L’interrupteur

Combien de fois comme gestionnaire marketing – ou comme gestionnaire tout court – avons-nous été confrontés à une situation que nous désirions changer? Combien de fois nous sommes-nous retrouvés à rêver en nous disant qu’il serait si simple de changer les comportements en utilisant un interrupteur? Je suis présentement en Algérie, où j’enseigne à un groupe de cadres en exercice, dans le cadre du MBA exécutif de l’Université de Sherbrooke, donné en collaboration avec l’Institut algérien des hautes études financières. Ici, certains plusieurs travaillent hardiment à mettre un important interrupteur à « ON » : celui de l’économie de marché.

À la fin des années 1990, après dix années de socialisme, l’Algérie se tourne vers l’économie de marché. C’est alors que le pays met l’accent sur la formation des cadres des entreprises d’État pour affronter la nouvelle réalité. On peut dire que c’est en vertu de cette détermination que je me retrouve ici, aujourd’hui.

Après 10 années de formation, je réalise que les cadres algériens sont fort motivés et – comme le résume Redouane Aissa Kouider, directeur général de l’Institut – déterminés à devenir de bons gestionnaires :

« Pour être bon ‘manager’, il faut maîtriser la technique. »

Il faut saluer le progrès réalisé par les Algériens en dix ans.
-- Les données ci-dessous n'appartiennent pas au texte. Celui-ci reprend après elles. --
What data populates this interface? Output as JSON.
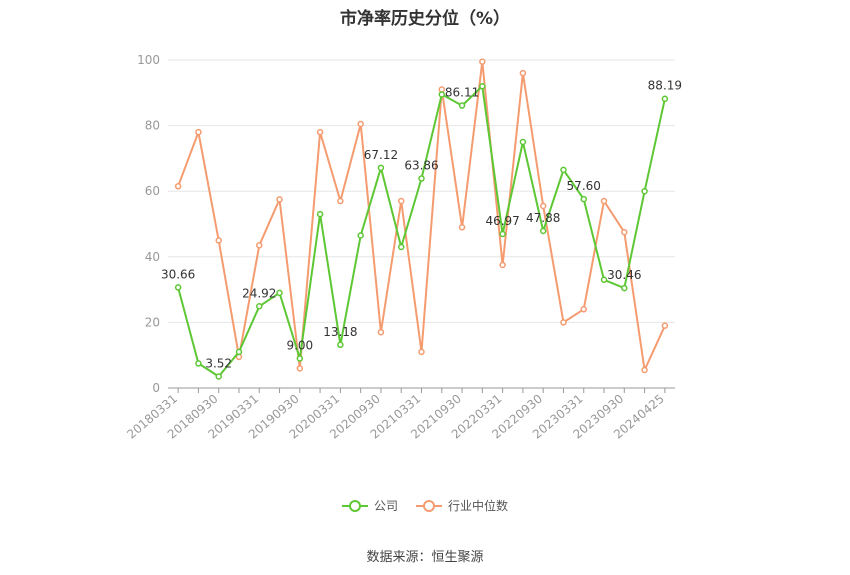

Mais comme nous en avons convenu Redouane et moi, la maîtrise de la technique demeure insuffisante. Vous me permettrez le parallèle suivant avec notre réalité québécoise (et ma foi, universelle) :

C’est comme pour l’innovation marketing… maîtriser la technique n’est pas suffisant.

Nous connaissons tous des entreprises ou des intervenants qui sont passés maîtres dans le contrôle et l’innovation technologique : ils connaissent le micro (pardon) le nano-détail et savent très bien faire évoluer la technique. Plusieurs de ces intervenants nous inondent de billets et de tweets qui valorisent la technologie au point de déclarer que c’est la technologie qui crée l’engagement des consommateurs.

Euuhhhh. Comment dire? Non, pas du tout.

Penser que la technologie crée l’engagement des gens, c’est penser que maîtriser la technique est suffisant.

Penser que la technologie crée l’engagement des gens, c’est avoir une pensée marxiste du marketing (hein?). Pensez-y : selon la théorie marxiste, ce n’est pas la demande qui crée l’offre, mais que c’est l’offre qui crée la demande. Selon cette doctrine, c’est ce qui est produit qui définira la demande de la population.

Bref, penser que l’offre technologique à elle seule crée la demande des citoyens, c’est agir en bon marxiste du marketing, et penser que les désirs et les aspirations des gens n’ont rien à voir dans l’évolution du marché. Eh bien, non. Soyons clairs : je dis qu’il faut maîtriser les aspects techniques de l’évolution technologique. Mais je dis aussi que se limiter à ce seul aspect est insuffisant.

Merci donc à mes amis Martin Lessard pour la citation de son tweet d’hier et Redouane Kouider, pour notre conversation d’hier sur l’évolution de la philosophie économique algérienne…

Vous m’aurez permis de réaliser d’une autre façon encore qu’il faut s’affranchir de la vénération de l’offre technologique – car en fin de compte, ce n’est qu’un moyen, et pas une fin – et continuer à développer ce qui est au-delà de la technique : le Savoir lié au comportement des gens.

De quoi définitivement mettre quelques interrupteurs à « ON ». Et vous, ça vous allume?